David Byrne: Okay, so people start drawing the lines on a map. What kinds of conversations happen then, about adjusting the lines and redrawing and all that sort of thing?

Rebecca Szetela: We actually took turns. One commissioner would take a turn and draw a district, and then it would be passed to another commissioner and they would add on or make adjustments. We did it very much collaboratively. If there was a significant dispute or difference of opinion about where the lines should be placed we would create what we called an alternative map, and so maybe we would have one map that would have those two cities together and another map that would have those two cities apart. We came up with lots of alternatives, everybody’s ideas were allowed to be incorporated, and ultimately we refined those down to what the public supported at our final hearings and voted on one of those maps. 

David Byrne: I read that Black voters in Detroit had an issue with the fact that they were going to be divided up into different districts. They felt they were going to have less representation than they might have under the old district lines and this became an issue. How was that resolved?

Rebecca Szetela: The historic districts in Detroit [a city that is about 77 percent Black] were extremely packed, so much so that our voting rights expert was actually shocked at how concentrated these districts were. You would have 80 to 90 percent what we call BVAP, which is Black Voting Age Population, and so using the data we had from our expert — Lisa Handley was her name — we could actually go with much lower BVAP percentages [in the newly drawn districts] and still allow minority voters to elect their candidates of choice. 

David Byrne: So in unpacking that district, there was a consideration that people in that district could still have some representation in the various new districts.

Rebecca Szetela: We followed that advice and the advice of our voting rights attorney as well, and we drew districts that had lower percentages [of BVAP voters] than they had had before, which actually resulted in there being more districts where those voters should be able to elect their candidates of choice.
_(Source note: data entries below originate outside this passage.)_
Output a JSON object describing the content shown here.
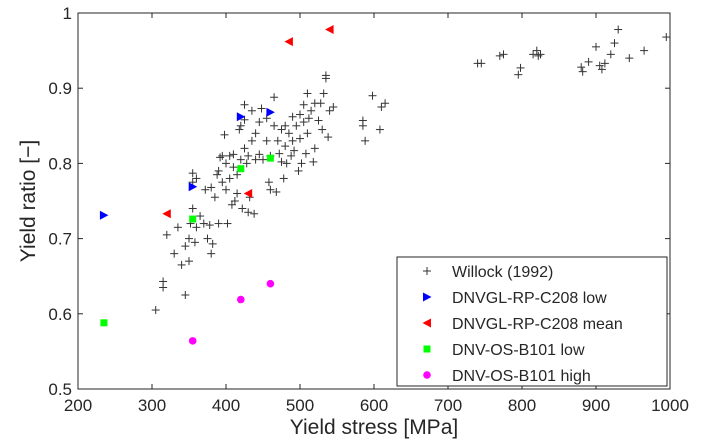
{
  "chart_data": {
    "type": "scatter",
    "xlabel": "Yield stress [MPa]",
    "ylabel": "Yield ratio [−]",
    "xlim": [
      200,
      1000
    ],
    "ylim": [
      0.5,
      1.0
    ],
    "xticks": [
      200,
      300,
      400,
      500,
      600,
      700,
      800,
      900,
      1000
    ],
    "yticks": [
      0.5,
      0.6,
      0.7,
      0.8,
      0.9,
      1.0
    ],
    "xtick_labels": [
      "200",
      "300",
      "400",
      "500",
      "600",
      "700",
      "800",
      "900",
      "1000"
    ],
    "ytick_labels": [
      "0.5",
      "0.6",
      "0.7",
      "0.8",
      "0.9",
      "1"
    ],
    "grid": false,
    "legend_position": "bottom-right",
    "series": [
      {
        "name": "Willock (1992)",
        "marker": "plus",
        "color": "#333333",
        "points": [
          [
            305,
            0.605
          ],
          [
            315,
            0.635
          ],
          [
            315,
            0.643
          ],
          [
            320,
            0.705
          ],
          [
            330,
            0.68
          ],
          [
            335,
            0.715
          ],
          [
            340,
            0.665
          ],
          [
            345,
            0.69
          ],
          [
            345,
            0.625
          ],
          [
            350,
            0.67
          ],
          [
            350,
            0.7
          ],
          [
            352,
            0.72
          ],
          [
            355,
            0.74
          ],
          [
            355,
            0.775
          ],
          [
            355,
            0.787
          ],
          [
            358,
            0.695
          ],
          [
            360,
            0.715
          ],
          [
            360,
            0.78
          ],
          [
            365,
            0.73
          ],
          [
            370,
            0.72
          ],
          [
            372,
            0.765
          ],
          [
            375,
            0.7
          ],
          [
            378,
            0.718
          ],
          [
            380,
            0.768
          ],
          [
            380,
            0.68
          ],
          [
            382,
            0.693
          ],
          [
            385,
            0.755
          ],
          [
            388,
            0.785
          ],
          [
            390,
            0.72
          ],
          [
            390,
            0.79
          ],
          [
            392,
            0.808
          ],
          [
            395,
            0.775
          ],
          [
            395,
            0.81
          ],
          [
            398,
            0.838
          ],
          [
            400,
            0.8
          ],
          [
            400,
            0.765
          ],
          [
            402,
            0.72
          ],
          [
            405,
            0.81
          ],
          [
            405,
            0.78
          ],
          [
            408,
            0.745
          ],
          [
            410,
            0.795
          ],
          [
            410,
            0.812
          ],
          [
            412,
            0.75
          ],
          [
            415,
            0.76
          ],
          [
            415,
            0.785
          ],
          [
            418,
            0.845
          ],
          [
            420,
            0.805
          ],
          [
            420,
            0.85
          ],
          [
            422,
            0.74
          ],
          [
            425,
            0.82
          ],
          [
            425,
            0.858
          ],
          [
            425,
            0.878
          ],
          [
            428,
            0.8
          ],
          [
            430,
            0.81
          ],
          [
            430,
            0.735
          ],
          [
            432,
            0.755
          ],
          [
            435,
            0.83
          ],
          [
            435,
            0.87
          ],
          [
            438,
            0.733
          ],
          [
            440,
            0.805
          ],
          [
            440,
            0.84
          ],
          [
            445,
            0.855
          ],
          [
            445,
            0.812
          ],
          [
            448,
            0.873
          ],
          [
            450,
            0.805
          ],
          [
            455,
            0.86
          ],
          [
            455,
            0.83
          ],
          [
            458,
            0.775
          ],
          [
            460,
            0.765
          ],
          [
            460,
            0.81
          ],
          [
            465,
            0.85
          ],
          [
            465,
            0.888
          ],
          [
            468,
            0.762
          ],
          [
            470,
            0.83
          ],
          [
            472,
            0.813
          ],
          [
            475,
            0.845
          ],
          [
            475,
            0.802
          ],
          [
            478,
            0.78
          ],
          [
            480,
            0.85
          ],
          [
            480,
            0.823
          ],
          [
            482,
            0.8
          ],
          [
            485,
            0.84
          ],
          [
            488,
            0.81
          ],
          [
            490,
            0.862
          ],
          [
            490,
            0.83
          ],
          [
            492,
            0.817
          ],
          [
            495,
            0.85
          ],
          [
            498,
            0.79
          ],
          [
            500,
            0.865
          ],
          [
            500,
            0.833
          ],
          [
            502,
            0.8
          ],
          [
            505,
            0.855
          ],
          [
            505,
            0.878
          ],
          [
            508,
            0.813
          ],
          [
            510,
            0.893
          ],
          [
            510,
            0.84
          ],
          [
            512,
            0.86
          ],
          [
            515,
            0.87
          ],
          [
            518,
            0.802
          ],
          [
            520,
            0.88
          ],
          [
            520,
            0.82
          ],
          [
            525,
            0.857
          ],
          [
            528,
            0.88
          ],
          [
            530,
            0.845
          ],
          [
            532,
            0.893
          ],
          [
            535,
            0.913
          ],
          [
            535,
            0.917
          ],
          [
            538,
            0.835
          ],
          [
            540,
            0.87
          ],
          [
            545,
            0.875
          ],
          [
            585,
            0.857
          ],
          [
            585,
            0.85
          ],
          [
            588,
            0.83
          ],
          [
            598,
            0.89
          ],
          [
            608,
            0.845
          ],
          [
            610,
            0.875
          ],
          [
            615,
            0.88
          ],
          [
            740,
            0.933
          ],
          [
            745,
            0.933
          ],
          [
            770,
            0.943
          ],
          [
            775,
            0.945
          ],
          [
            795,
            0.918
          ],
          [
            798,
            0.927
          ],
          [
            815,
            0.945
          ],
          [
            820,
            0.95
          ],
          [
            822,
            0.943
          ],
          [
            825,
            0.945
          ],
          [
            880,
            0.928
          ],
          [
            882,
            0.922
          ],
          [
            890,
            0.935
          ],
          [
            900,
            0.955
          ],
          [
            905,
            0.93
          ],
          [
            908,
            0.925
          ],
          [
            912,
            0.933
          ],
          [
            920,
            0.945
          ],
          [
            925,
            0.96
          ],
          [
            930,
            0.978
          ],
          [
            945,
            0.94
          ],
          [
            965,
            0.95
          ],
          [
            995,
            0.968
          ]
        ]
      },
      {
        "name": "DNVGL-RP-C208 low",
        "marker": "triangle-right",
        "color": "#0000ff",
        "points": [
          [
            235,
            0.731
          ],
          [
            355,
            0.769
          ],
          [
            420,
            0.862
          ],
          [
            460,
            0.868
          ]
        ]
      },
      {
        "name": "DNVGL-RP-C208 mean",
        "marker": "triangle-left",
        "color": "#ff0000",
        "points": [
          [
            320,
            0.733
          ],
          [
            430,
            0.76
          ],
          [
            485,
            0.962
          ],
          [
            540,
            0.978
          ]
        ]
      },
      {
        "name": "DNV-OS-B101 low",
        "marker": "square",
        "color": "#00ff00",
        "points": [
          [
            235,
            0.588
          ],
          [
            355,
            0.726
          ],
          [
            420,
            0.793
          ],
          [
            460,
            0.807
          ]
        ]
      },
      {
        "name": "DNV-OS-B101 high",
        "marker": "circle",
        "color": "#ff00ff",
        "points": [
          [
            355,
            0.564
          ],
          [
            420,
            0.619
          ],
          [
            460,
            0.64
          ]
        ]
      }
    ]
  }
}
So I think at the end of the day it should result in better and more representation.

Step 3: Getting the maps accepted

David Byrne: Did the legislature or the courts get involved at any point?
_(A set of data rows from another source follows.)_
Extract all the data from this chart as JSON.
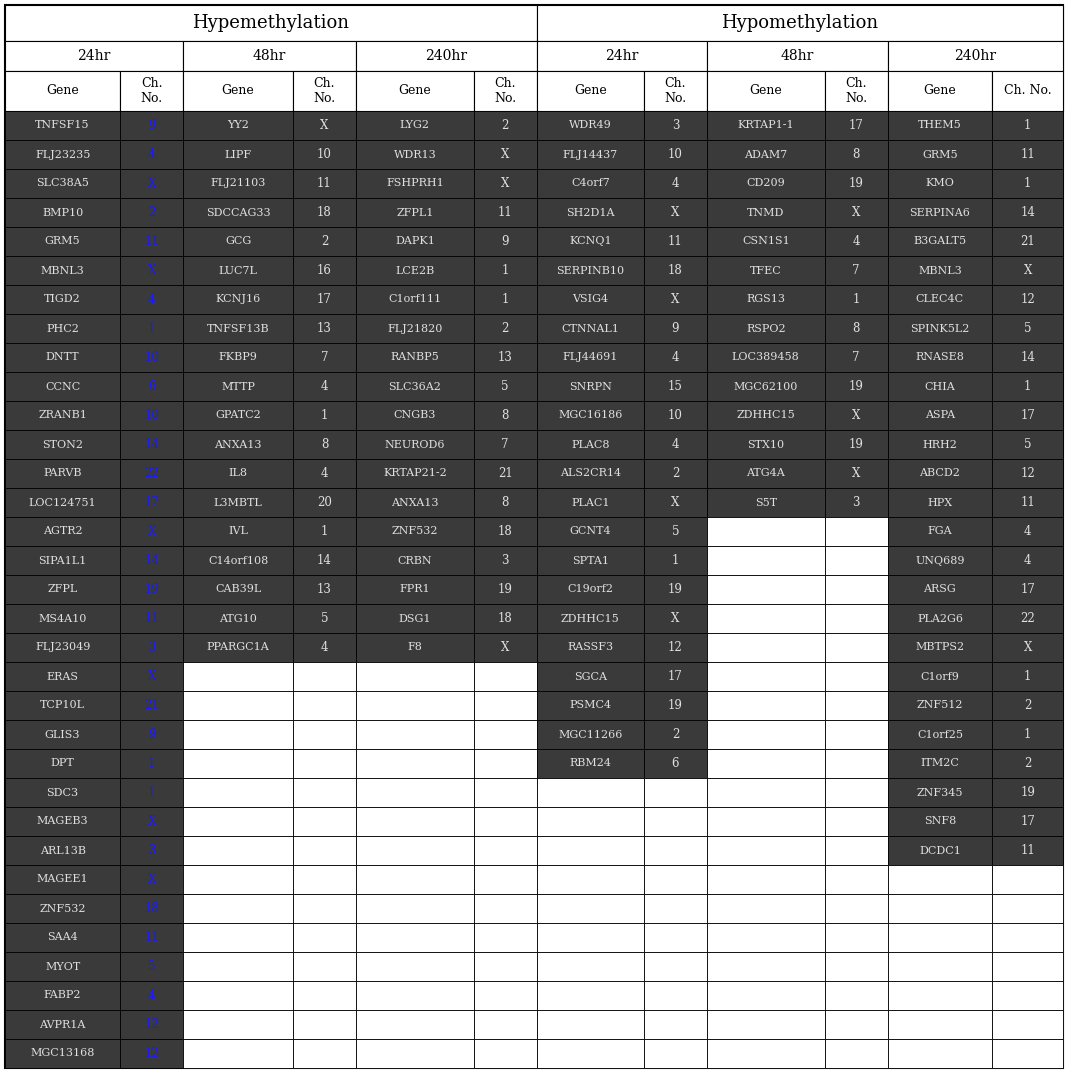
{
  "title_hyper": "Hypemethylation",
  "title_hypo": "Hypomethylation",
  "hyper_24hr": [
    [
      "TNFSF15",
      "9"
    ],
    [
      "FLJ23235",
      "4"
    ],
    [
      "SLC38A5",
      "X"
    ],
    [
      "BMP10",
      "2"
    ],
    [
      "GRM5",
      "11"
    ],
    [
      "MBNL3",
      "X"
    ],
    [
      "TIGD2",
      "4"
    ],
    [
      "PHC2",
      "1"
    ],
    [
      "DNTT",
      "10"
    ],
    [
      "CCNC",
      "6"
    ],
    [
      "ZRANB1",
      "10"
    ],
    [
      "STON2",
      "14"
    ],
    [
      "PARVB",
      "22"
    ],
    [
      "LOC124751",
      "17"
    ],
    [
      "AGTR2",
      "X"
    ],
    [
      "SIPA1L1",
      "14"
    ],
    [
      "ZFPL",
      "19"
    ],
    [
      "MS4A10",
      "11"
    ],
    [
      "FLJ23049",
      "3"
    ],
    [
      "ERAS",
      "X"
    ],
    [
      "TCP10L",
      "21"
    ],
    [
      "GLIS3",
      "9"
    ],
    [
      "DPT",
      "1"
    ],
    [
      "SDC3",
      "1"
    ],
    [
      "MAGEB3",
      "X"
    ],
    [
      "ARL13B",
      "3"
    ],
    [
      "MAGEE1",
      "X"
    ],
    [
      "ZNF532",
      "18"
    ],
    [
      "SAA4",
      "11"
    ],
    [
      "MYOT",
      "5"
    ],
    [
      "FABP2",
      "4"
    ],
    [
      "AVPR1A",
      "12"
    ],
    [
      "MGC13168",
      "12"
    ]
  ],
  "hyper_48hr": [
    [
      "YY2",
      "X"
    ],
    [
      "LIPF",
      "10"
    ],
    [
      "FLJ21103",
      "11"
    ],
    [
      "SDCCAG33",
      "18"
    ],
    [
      "GCG",
      "2"
    ],
    [
      "LUC7L",
      "16"
    ],
    [
      "KCNJ16",
      "17"
    ],
    [
      "TNFSF13B",
      "13"
    ],
    [
      "FKBP9",
      "7"
    ],
    [
      "MTTP",
      "4"
    ],
    [
      "GPATC2",
      "1"
    ],
    [
      "ANXA13",
      "8"
    ],
    [
      "IL8",
      "4"
    ],
    [
      "L3MBTL",
      "20"
    ],
    [
      "IVL",
      "1"
    ],
    [
      "C14orf108",
      "14"
    ],
    [
      "CAB39L",
      "13"
    ],
    [
      "ATG10",
      "5"
    ],
    [
      "PPARGC1A",
      "4"
    ]
  ],
  "hyper_240hr": [
    [
      "LYG2",
      "2"
    ],
    [
      "WDR13",
      "X"
    ],
    [
      "FSHPRH1",
      "X"
    ],
    [
      "ZFPL1",
      "11"
    ],
    [
      "DAPK1",
      "9"
    ],
    [
      "LCE2B",
      "1"
    ],
    [
      "C1orf111",
      "1"
    ],
    [
      "FLJ21820",
      "2"
    ],
    [
      "RANBP5",
      "13"
    ],
    [
      "SLC36A2",
      "5"
    ],
    [
      "CNGB3",
      "8"
    ],
    [
      "NEUROD6",
      "7"
    ],
    [
      "KRTAP21-2",
      "21"
    ],
    [
      "ANXA13",
      "8"
    ],
    [
      "ZNF532",
      "18"
    ],
    [
      "CRBN",
      "3"
    ],
    [
      "FPR1",
      "19"
    ],
    [
      "DSG1",
      "18"
    ],
    [
      "F8",
      "X"
    ]
  ],
  "hypo_24hr": [
    [
      "WDR49",
      "3"
    ],
    [
      "FLJ14437",
      "10"
    ],
    [
      "C4orf7",
      "4"
    ],
    [
      "SH2D1A",
      "X"
    ],
    [
      "KCNQ1",
      "11"
    ],
    [
      "SERPINB10",
      "18"
    ],
    [
      "VSIG4",
      "X"
    ],
    [
      "CTNNAL1",
      "9"
    ],
    [
      "FLJ44691",
      "4"
    ],
    [
      "SNRPN",
      "15"
    ],
    [
      "MGC16186",
      "10"
    ],
    [
      "PLAC8",
      "4"
    ],
    [
      "ALS2CR14",
      "2"
    ],
    [
      "PLAC1",
      "X"
    ],
    [
      "GCNT4",
      "5"
    ],
    [
      "SPTA1",
      "1"
    ],
    [
      "C19orf2",
      "19"
    ],
    [
      "ZDHHC15",
      "X"
    ],
    [
      "RASSF3",
      "12"
    ],
    [
      "SGCA",
      "17"
    ],
    [
      "PSMC4",
      "19"
    ],
    [
      "MGC11266",
      "2"
    ],
    [
      "RBM24",
      "6"
    ]
  ],
  "hypo_48hr": [
    [
      "KRTAP1-1",
      "17"
    ],
    [
      "ADAM7",
      "8"
    ],
    [
      "CD209",
      "19"
    ],
    [
      "TNMD",
      "X"
    ],
    [
      "CSN1S1",
      "4"
    ],
    [
      "TFEC",
      "7"
    ],
    [
      "RGS13",
      "1"
    ],
    [
      "RSPO2",
      "8"
    ],
    [
      "LOC389458",
      "7"
    ],
    [
      "MGC62100",
      "19"
    ],
    [
      "ZDHHC15",
      "X"
    ],
    [
      "STX10",
      "19"
    ],
    [
      "ATG4A",
      "X"
    ],
    [
      "S5T",
      "3"
    ]
  ],
  "hypo_240hr": [
    [
      "THEM5",
      "1"
    ],
    [
      "GRM5",
      "11"
    ],
    [
      "KMO",
      "1"
    ],
    [
      "SERPINA6",
      "14"
    ],
    [
      "B3GALT5",
      "21"
    ],
    [
      "MBNL3",
      "X"
    ],
    [
      "CLEC4C",
      "12"
    ],
    [
      "SPINK5L2",
      "5"
    ],
    [
      "RNASE8",
      "14"
    ],
    [
      "CHIA",
      "1"
    ],
    [
      "ASPA",
      "17"
    ],
    [
      "HRH2",
      "5"
    ],
    [
      "ABCD2",
      "12"
    ],
    [
      "HPX",
      "11"
    ],
    [
      "FGA",
      "4"
    ],
    [
      "UNQ689",
      "4"
    ],
    [
      "ARSG",
      "17"
    ],
    [
      "PLA2G6",
      "22"
    ],
    [
      "MBTPS2",
      "X"
    ],
    [
      "C1orf9",
      "1"
    ],
    [
      "ZNF512",
      "2"
    ],
    [
      "C1orf25",
      "1"
    ],
    [
      "ITM2C",
      "2"
    ],
    [
      "ZNF345",
      "19"
    ],
    [
      "SNF8",
      "17"
    ],
    [
      "DCDC1",
      "11"
    ]
  ],
  "dark_bg": "#3a3a3a",
  "light_bg": "#ffffff",
  "header_bg": "#ffffff",
  "blue_color": "#1a1aff",
  "dark_text": "#e0e0e0",
  "black_text": "#000000",
  "hyper24_blue_ch": [
    0,
    1,
    2,
    3,
    4,
    5,
    6,
    7,
    8,
    9,
    10,
    11,
    12,
    13,
    14,
    15,
    16,
    17,
    18,
    19,
    20,
    21,
    22,
    23,
    24,
    25,
    26,
    27,
    28,
    29,
    30,
    31,
    32
  ]
}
Rebecca Szetela: So the legislature did not get involved at all and the process was specifically designed to not have the legislature be involved. The whole point of the commission was to have people who were not actually politicians to draw the lines. We did have some court decisions that came down while we were drawing, but it was not related to the drawing of the lines itself. We had one issue that had to do with the timing of getting the maps done that was before the courts. The courts were not involved with the process at all while we were drawing the lines.

Jamie Lyons-Eddy: What we required in the amendment is you have to have a majority to vote the maps in. So two of the Republicans, two of the Democrats, and at least two of the unaffiliated had to agree on the maps. And they did… There was a process if they got deadlocked and couldn’t get there, but they never had to go to that process.

They did what politicians all over the state and the country can’t do. They came together across parties and agreed on these maps. Which we think is just an enormous success. 

David Byrne: I assume these new lines will apply in the next election. 

Rebecca Szetela: As far as we know, they will. We have had one challenge from the Detroit caucus plaintiffs group that was dismissed by the Michigan Supreme Court. We had another challenge in the Western District of Michigan where a portion of that has been dismissed as well, and we still have one portion of that pending. And we have a current lawsuit by the League of Women Voters that’s before the Michigan Supreme Court that no action has been taken on. So as of right now, it appears the maps will be used in the upcoming elections and that will continue until we hear otherwise from the courts.